Ähnliche Versuche haben Forscher auch mit Menschenaffen gemacht, die sich auch weitsichtig zeigten. So haben Nicholas Mulcahy und Josep Call vom Max-Planck-Institut für Evolutionäre Anthropologie in Leipzig Orang-Utans und Bonobos beigebracht, mit einem Werkzeug einen Leckerbissen aus einem Apparat heraus zu holen. Anschließend stellten sie den Tieren zwei geeignete und sechs ungeeignete Hilfsmittel zur Verfügung. Nach fünf Minuten Bedenkzeit mussten die Affen den Raum verlassen und sich eine Zeit lang in einem Wartezimmer aufhalten. Dann durften sie zurückkommen und erneut versuchen.

Die meisten Tiere bekamen den Weg rasch heraus, nahmen vorausschauend das passende Werkzeug in den Warteraum und brachten es später wieder mit. Bei den erfolgreichsten Affen konnte eine ganze Nacht zwischen der Auswahl und der Rückkehr liegen. Jedoch bestanden regelmäßig nur Menschenaffen solche Tests, andere Affenarten scheiterten. Deshalb gilt diese Fähigkeit als Erbe des letzten gemeinsamen Vorfahren von Menschenaffen und Menschen.

17-Stunden-Horizont#

Es gibt jedoch eine Tiergruppe, die da nicht ganz ins Bild passt.

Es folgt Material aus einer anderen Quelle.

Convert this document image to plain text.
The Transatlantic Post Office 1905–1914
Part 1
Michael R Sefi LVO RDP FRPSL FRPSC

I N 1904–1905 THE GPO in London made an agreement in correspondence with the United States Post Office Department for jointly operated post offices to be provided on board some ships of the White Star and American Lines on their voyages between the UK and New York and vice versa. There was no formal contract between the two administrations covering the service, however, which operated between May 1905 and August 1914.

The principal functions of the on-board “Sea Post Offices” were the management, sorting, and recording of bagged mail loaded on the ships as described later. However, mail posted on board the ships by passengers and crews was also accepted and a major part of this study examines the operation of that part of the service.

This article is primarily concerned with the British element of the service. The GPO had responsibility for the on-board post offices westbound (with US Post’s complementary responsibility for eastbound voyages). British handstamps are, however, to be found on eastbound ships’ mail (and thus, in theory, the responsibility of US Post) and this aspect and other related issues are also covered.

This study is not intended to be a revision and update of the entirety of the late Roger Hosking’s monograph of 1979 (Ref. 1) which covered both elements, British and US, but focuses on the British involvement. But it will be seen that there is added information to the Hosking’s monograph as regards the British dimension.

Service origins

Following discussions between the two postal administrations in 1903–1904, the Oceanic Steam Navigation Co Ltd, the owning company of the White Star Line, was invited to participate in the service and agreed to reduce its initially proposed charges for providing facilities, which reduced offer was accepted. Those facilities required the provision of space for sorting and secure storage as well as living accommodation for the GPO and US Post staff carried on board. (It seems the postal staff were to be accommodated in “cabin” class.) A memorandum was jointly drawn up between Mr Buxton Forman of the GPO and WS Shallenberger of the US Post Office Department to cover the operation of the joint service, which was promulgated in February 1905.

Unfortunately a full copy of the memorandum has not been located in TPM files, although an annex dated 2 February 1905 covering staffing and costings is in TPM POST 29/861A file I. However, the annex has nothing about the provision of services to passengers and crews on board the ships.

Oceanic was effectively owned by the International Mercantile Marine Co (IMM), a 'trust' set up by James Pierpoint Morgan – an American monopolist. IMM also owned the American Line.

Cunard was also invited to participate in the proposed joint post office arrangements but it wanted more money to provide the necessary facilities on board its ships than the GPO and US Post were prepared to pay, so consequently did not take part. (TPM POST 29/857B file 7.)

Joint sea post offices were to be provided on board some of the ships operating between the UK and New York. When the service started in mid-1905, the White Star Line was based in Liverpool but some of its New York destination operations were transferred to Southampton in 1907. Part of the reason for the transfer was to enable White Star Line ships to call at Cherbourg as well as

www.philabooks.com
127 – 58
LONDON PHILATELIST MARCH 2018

Obwohl sie im Stammbaum der Tiere ziemlich weit weg vom Menschen stehen, handeln auch Raben, Krähen und ihre Verwandten vorausschauend. Eichelhäher etwa sind in der Lage, ein üppiges und abwechslungsreiches Frühstücksbuffet zu planen. Das hat ein Team um Nicky Clayton von der University of Cambridge herausgefunden. Jeden Morgen haben die Forscher die Tiere entweder in einen Teil ihres Käfigs ohne Nahrung gelassen oder in einen mit Futter. Nach ein paar Tagen bekamen die Vögel abends Pinienkerne, die sie verstecken konnten. Sie richteten ihre Vorratslager dort ein, wo sie nicht mit einem Frühstück rechneten.

In einem anderen Versuch gab es in einem Raum morgens Hundefutter und im anderen Erdnüsse - und die Vögel versteckten abends den jeweils anderen Snack. Jedoch hatten die Forscher solche planvollen Aktionen bei Rabenvögeln zunächst immer nur im Zusammenhang mit dem Anlegen von Vorratslagern beobachtet. Ist das also eine spezielle Anpassung an Zeiten der Nahrungsknappheit? Oder besitzen auch diese Tiere ein flexibles Talent für mentale Zeitreisen, das sie bei verschiedensten technischen und sozialen Herausforderungen einsetzen können?

Um das herauszufinden, haben Can Kabadayi und Mathias Osvath von der Universität Lund Kolkraben vor verschiedene Aufgaben gestellt. Mal ging es darum, einen passenden Stein in eine Box zu werfen, die dann einen Leckerbissen ausspuckte. Dann lernten die Vögel, dass sie bei einem Betreuer einen Plastikdeckel gegen Futter eintauschen konnten. Beide Aufgaben meisterten die Vögel. In den meisten Fällen wählten sie unter verschiedenen Angeboten nicht nur das richtige Werkzeug oder Tauschobjekt aus. Sie hoben beides auch für später auf - egal, wann sie es verwenden konnten.

Ihr Planungshorizont reicht dabei mindestens 17 Stunden in die Zukunft. Beim Tauschhandel sind sie sogar erfolgreicher als Menschenaffen und stecken selbst vierjährige Kinder in die Tasche. Sie legen ein hohes Maß an Selbstbeherrschung an den Tag. Wenn sie die Wahl haben, eine kleine Belohnung sofort zu kassieren oder auf ein schmackhaftes Stück Hundefutter zu warten, entscheiden sie sich fast immer für Geduld. Sie haben ihre Impulsivität im Griff, um längerfristige Ziele zu verfolgen.

Hang zur Planwirtschaft#

Das zeigt, dass Raben keineswegs nur beim Futterverstecken in die Zukunft schauen können. Ihre Weitsicht steht der von Schimpansen in nichts nach. Das ist erstaunlich, wenn man bedenkt, dass der letzte gemeinsame Ahn von Vögeln und Säugetieren schon vor 320 Millionen Jahren gelebt hat. Dass der damals schon ein Planungs-Genie gewesen sein könnte, halten Forscher für unwahrscheinlich. Den Hang zur Planwirtschaft muss die Tierwelt also mindestens zwei Mal unabhängig voneinander erfunden haben.